Decentralization and Local Governance: The Role of Civil Society

Roundtable discussion in Tunisia

On December 3-5 the Forum of Federations, in collaboration with the Tunisian Ministry in charge of relations with Constitutional Bodies and Civil Society, organized a workshop for members of constitutional bodies and civil society.
Delivered within the scope of Phase III of the Forumโ€™s program to support decentralization in Tunisia, the aim of the event was to establish a regional dialogue on the role civil society plays in the implementation of decentralization and its operationalization.
This meeting brought together young people (men and women) active in civil society in the Medenine region, two international experts, a number of local experts, and “Al Bawsala” – a Tunisian non-governmental organization.
Following a presentation which introduced the work of the Forum, Ms.
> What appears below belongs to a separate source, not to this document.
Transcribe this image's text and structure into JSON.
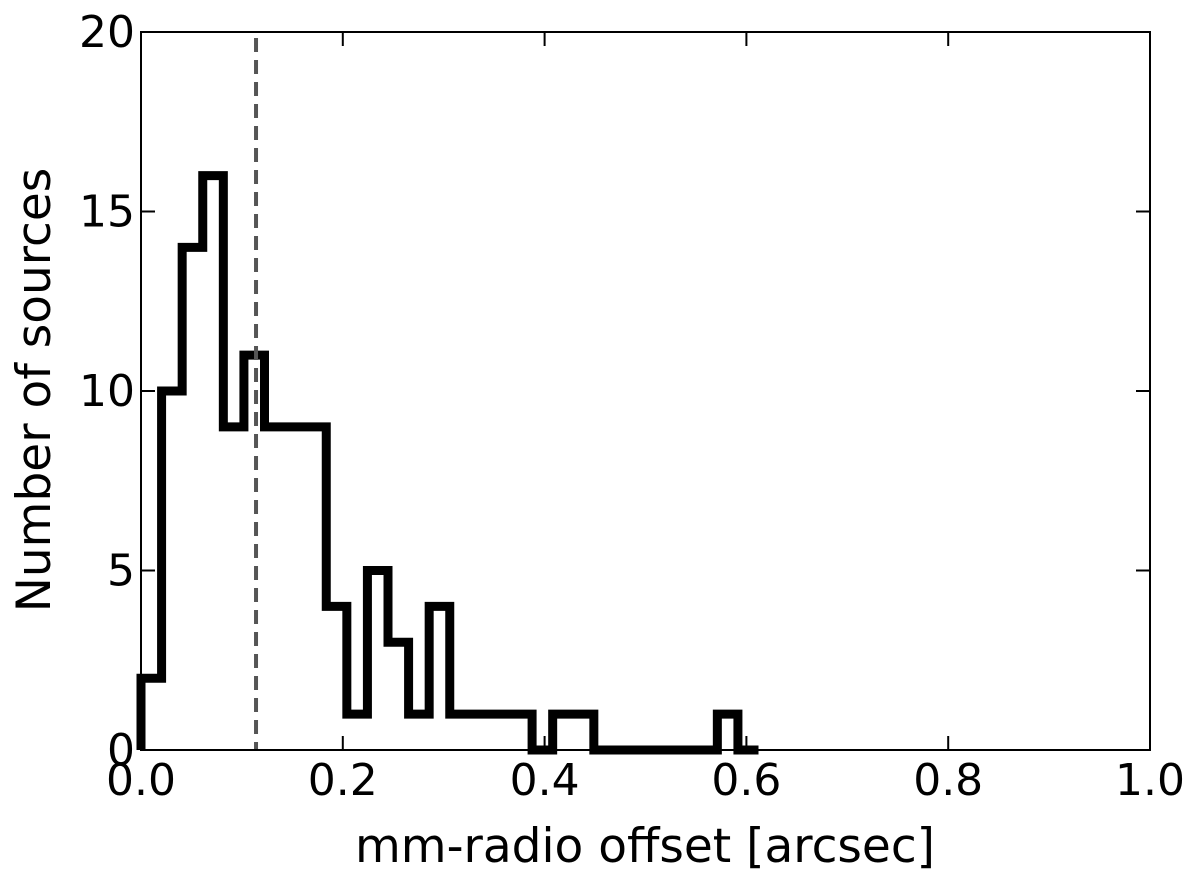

Sheela Embounou, director of the Ottawa-based project, and Ms. Kalthoum Bouzaiene, Director in the Presidency of the Government, emphasized the role civil society will play in the economic and social development of Tunisia – especially in regional and municipal elections.
The first day of training was devoted to defining decentralization concepts and assessing how they can function in Tunisia. Mr. Makram Montacer stressed that decentralization better reflects the preferences of different local stakeholders in the delivery of public goods and services. The expression of preferences by local stakeholders must pass through the creation of democratic institutions. Principals of decentralization are enshrined in the Tunisian constitution but the process through which this model will be developed remains insufficiently clear and complicated. Our expert explained European experiences in this area based on more balanced territorial competitiveness.
The constitutional role of civil society was explored by Ms. Salwa Hamrouni, a member of the Tunisian Association of Constitutional Law and Professor of Public Law. She underlined how local authorities and civil society must work together to make decentralization function. The next municipal and regional elections will be particularly significant for civil society. For its part, the state should ensure transparency and respect for democratic local governance.
Ms. Chaima Bouhlel, director of the “Marsad Baladia” project, explained that Tunisian associations should be active players in decentralization. The “Marsad Baladia” project was launched in January 2014 in order to monitor the activity of municipalities through access to information and communication. The project also aims to narrow the gap between the municipality and the citizen by improving the understanding of the realities of local and municipal politics, and increasing participation in decision making.
An international perspective was provided by Ms. Alexa Conradi, former president of the Federation of Quebec Women, who highlighted that the role of civil society revolves around 10 basic points: Raise, Oppose, Criticize, Analyze, Mobilize, Negotiate, Propose, Disobey, Convince and Document. She discussed the housing crisis in Quebec, nominally a shared responsibility between the Federal Government, Provincial Government, and Municipalities. In this case, civil society organized a popular committee on housing rights, providing a new mechanism through which citizens could interrelate with the authorities.
The first day concluded with group work on the challenges and obstacles faced by Tunisian civil society.
Building on the Moroccan experience in decentralization, Ms. H. Lahbayli introduced the concept of the Participatory Budget, defined as a process by which communities participate in the debates on public policies, how best to use public resources, and how to ensure transparency.
The participatory budgeting principles are: Participation, Efficiency, Transparency, Inclusion, Solidarity, and Transversality.
In his second presentation during the workshop, Mr. Makram Montacer explained that decentralization is a societal choice that requires a global vision. Several challenges arise as a consequence of this process, including issues of the territorial division of the powers of local government, finance and taxation, cooperation, the implementation of devolved administration, and the promotion of investment and development.
The final working group session focused on mechanisms to improve the participation of civil society in a process of decentralization.